Post napisał: Mrozik » 21 maja 2009, 22:29

Nie no gość jest poważnie przekozak.
Podtrzymuję swoje zdanie - materiałoznastwo to nie akupunktura.


upadły_mnich
ELITA FORUM (min. 1000)
ELITA FORUM (min. 1000)
Posty w temacie: 2
Posty: 1592
Rejestracja: 09 gru 2005, 11:52
Lokalizacja: Lublin

#18

Post napisał: upadły_mnich » 21 maja 2009, 22:49

a jednak będę polemizował :wink: tylko po to, żeby przedstawić inne zdanie i bez urazy i dla studentów i profesorów.
Nikt nie wie wszystkiego to raz.
A dlaczego profesorowie tak chętnie wysyłają magistrantów (tfuu...mój klerowski język) tj. przyszłych inż magów do niektórych (najlepiej ciężko dostępnych) zakładów na praktyki magistranckie?

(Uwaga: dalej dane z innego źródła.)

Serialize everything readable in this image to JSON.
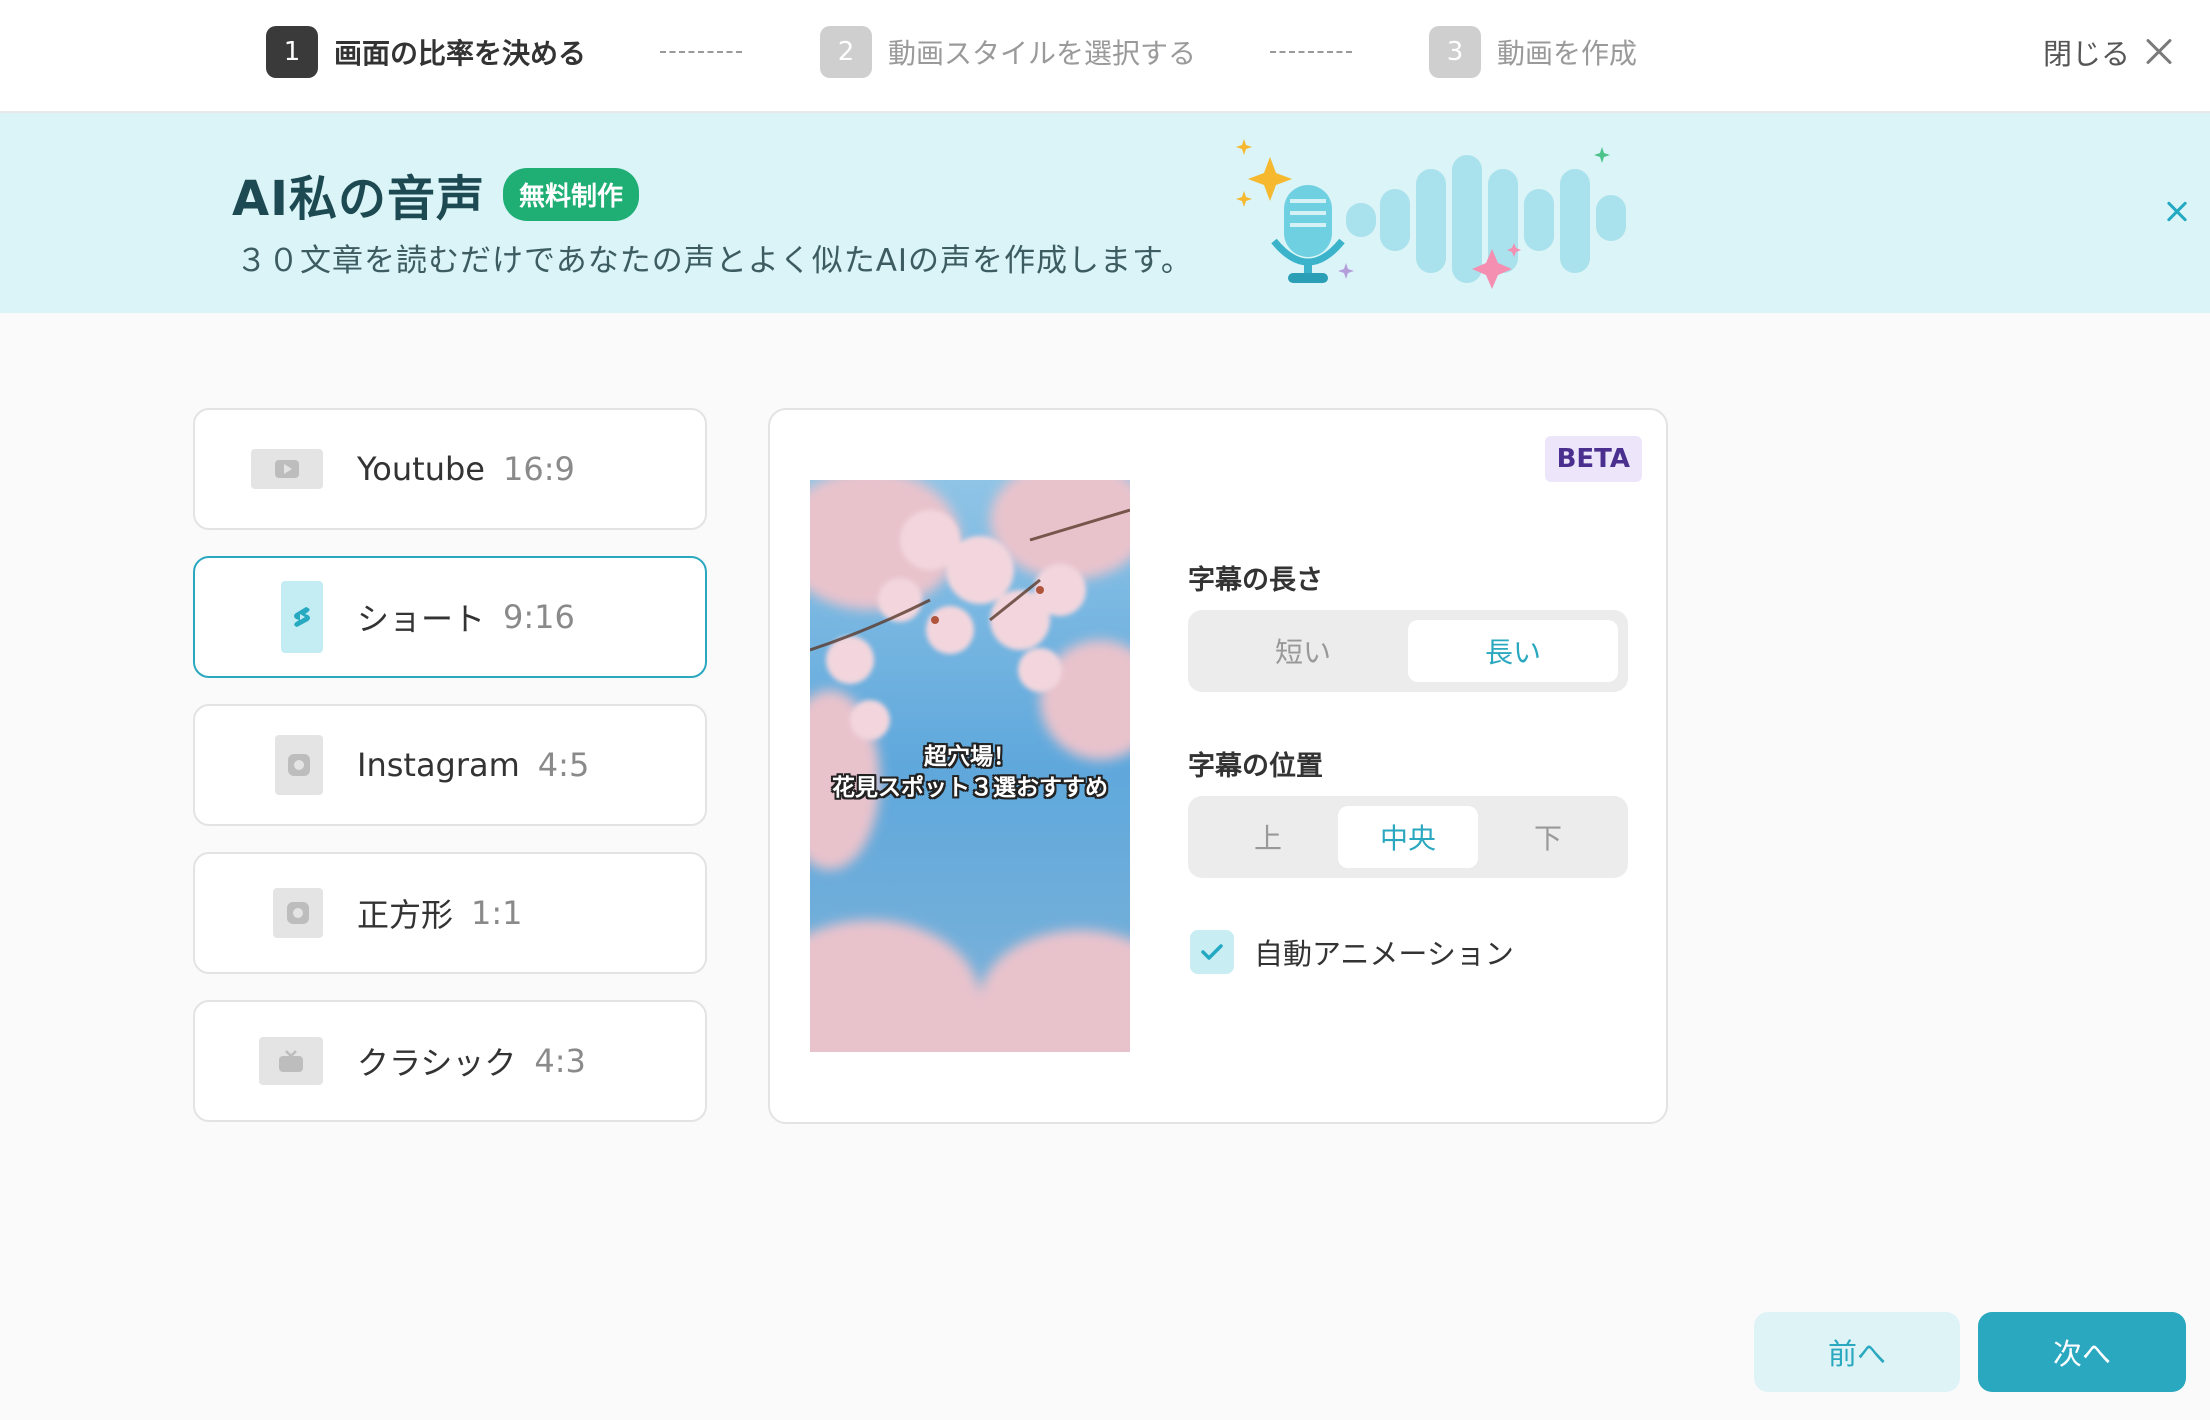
{
  "steps": [
    {
      "num": "1",
      "label": "画面の比率を決める",
      "active": true
    },
    {
      "num": "2",
      "label": "動画スタイルを選択する",
      "active": false
    },
    {
      "num": "3",
      "label": "動画を作成",
      "active": false
    }
  ],
  "close_label": "閉じる",
  "banner": {
    "title": "AI私の音声",
    "badge": "無料制作",
    "subtitle": "３０文章を読むだけであなたの声とよく似たAIの声を作成します。"
  },
  "options": [
    {
      "label": "Youtube",
      "ratio": "16:9",
      "icon": "youtube-icon",
      "selected": false
    },
    {
      "label": "ショート",
      "ratio": "9:16",
      "icon": "shorts-icon",
      "selected": true
    },
    {
      "label": "Instagram",
      "ratio": "4:5",
      "icon": "instagram-icon",
      "selected": false
    },
    {
      "label": "正方形",
      "ratio": "1:1",
      "icon": "square-icon",
      "selected": false
    },
    {
      "label": "クラシック",
      "ratio": "4:3",
      "icon": "tv-icon",
      "selected": false
    }
  ],
  "preview": {
    "beta": "BETA",
    "caption_line1": "超穴場！",
    "caption_line2": "花見スポット３選おすすめ"
  },
  "subtitle_length": {
    "label": "字幕の長さ",
    "options": [
      "短い",
      "長い"
    ],
    "selected": "長い"
  },
  "subtitle_position": {
    "label": "字幕の位置",
    "options": [
      "上",
      "中央",
      "下"
    ],
    "selected": "中央"
  },
  "auto_animation": {
    "label": "自動アニメーション",
    "checked": true
  },
  "buttons": {
    "prev": "前へ",
    "next": "次へ"
  },
  "colors": {
    "accent": "#2aa8c0",
    "banner_bg": "#daf4f7",
    "badge_green": "#1fae74"
  }
}
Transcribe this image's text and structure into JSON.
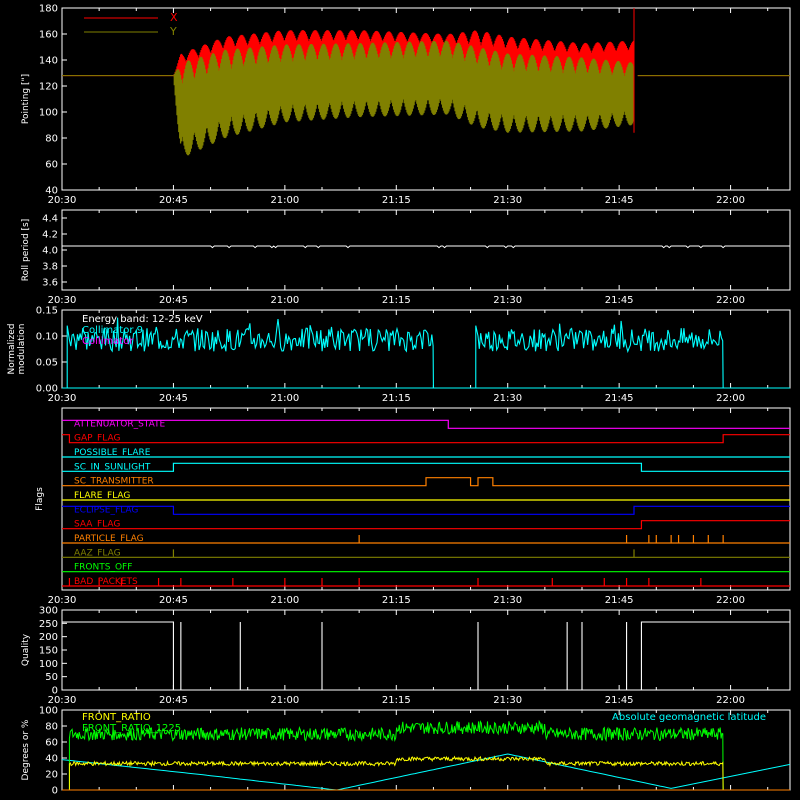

I potrafią temat pracy im dopasować pod konkretny zakład na zasadzie "idź chłopie i wynieś stamtąd jakąś konkretną wiedzę praktyczną a juz pracę magisterską z teorią wspólnie napiszemy". Czasami to zahacza o szpiegostwo przemysłowe.
Jestem ciekaw skąd taki polski profesor wie coś np. o niezawodności łożysk nie wysyłając praktykanta do fabryki łożysk aby on tam siedząc te 10000 łożysk przebadał? Uczelnię polską na to stać?
To podam jeszcze przykład:
Niedawno czytałem pracę doktorską (wydaną w formie książki) na temat sprężyn. Ten człowiek dziś pewnie jest profesorem i chwała mu.
Mnóstwo wiedzy, mnóstwo teorii, wiele danych praktycznych, badań, doswiadczeń itp. Widać, że zna teorię i zna praktykę i widać skupienie sie nad tematem pracy sprężyn w ciężkich warunkach.
I...ciekawostka. Pisze o szweckiej stali sprężynowej...nie do podrobienia...tak twierdzi na podstawie badań.
Pisze o ciągnięciu druta (bez skojarzeń proszę zwłaszcza studentów) na tych samych maszynach co Szwedzi z importowanej od nich stali, z ich technologią i ...sprężyny są zawodniejsze o kilkanaście procent.
Wreszcie wyciąga wniosek, że wpływ pozytywny ma łój wołowy (jak współczesna chemia nie może łoju wołowego syntetycznie wykonać?)
Kolego, nawet nie usiłuję porównać się do Twojego profesora. Wiedza moja przy nim to pyłek. Ale k...wa dlaczego nikt nie potrafi podrobić skrzypiec Stradivariusa?
Niedługo ludzi na Marsa wyślemy,
A i stali damasceńskiej też jakoś nie podrobiono. Twój profesor potrafiłby miecz samurajski , taki jak 10 wieków temu robiono podrobić? Teorie by znalazł...
Są rzeczy o jakich fizjologom sie nie śniło jak stwierdził pewien mistrz a zarazem skromny człowiek Pukury. :lol: odsyłam do encyklopedii 10-io tomowej.
Jeszcze jedno: ciekawe po co są wycieczki do zakładów, praktyki skoro teorią da sie wszystko wyjasnić.
Ostatnio zmieniony 21 maja 2009, 23:08 przez upadły_mnich, łącznie zmieniany 1 raz.
sprawność wg kobiety: stosunek wielkości wyjętej do wielkości włożonej

Awatar użytkownika

triera
ELITA FORUM (min. 1000)
ELITA FORUM (min. 1000)
Posty w temacie: 1
Posty: 1454
Rejestracja: 16 paź 2005, 01:26
Lokalizacja: Świecie

#19

Post napisał: triera » 21 maja 2009, 23:06

niedawno na Discovery:
- porównanie oryginalnego miecza japońskiego
z kopią wykonaną z najlepszej dostępnej stali + współczesna technologia:
oryginał lepszy. (podobno najlepsze miecze wykonywane były ze stali
importowanych z półwyspu iberyjskiego, czyli Europy)
- w tym przypadku też o nożach, tyle że ceramicznych,
superostrych do krojenia ryb na sushi...;
- rzecz działa się również w Japonii, firma zdaje się Kyocera
(ta od m.in. ceramicznych powłok na bębnach drukarek laserowych).
Po całym procesie "maszynowym", taki nóż trafia do mistrza,
który ręcznie ostrzy takie cudeńko. I robi to naprawdę dłuuuugo.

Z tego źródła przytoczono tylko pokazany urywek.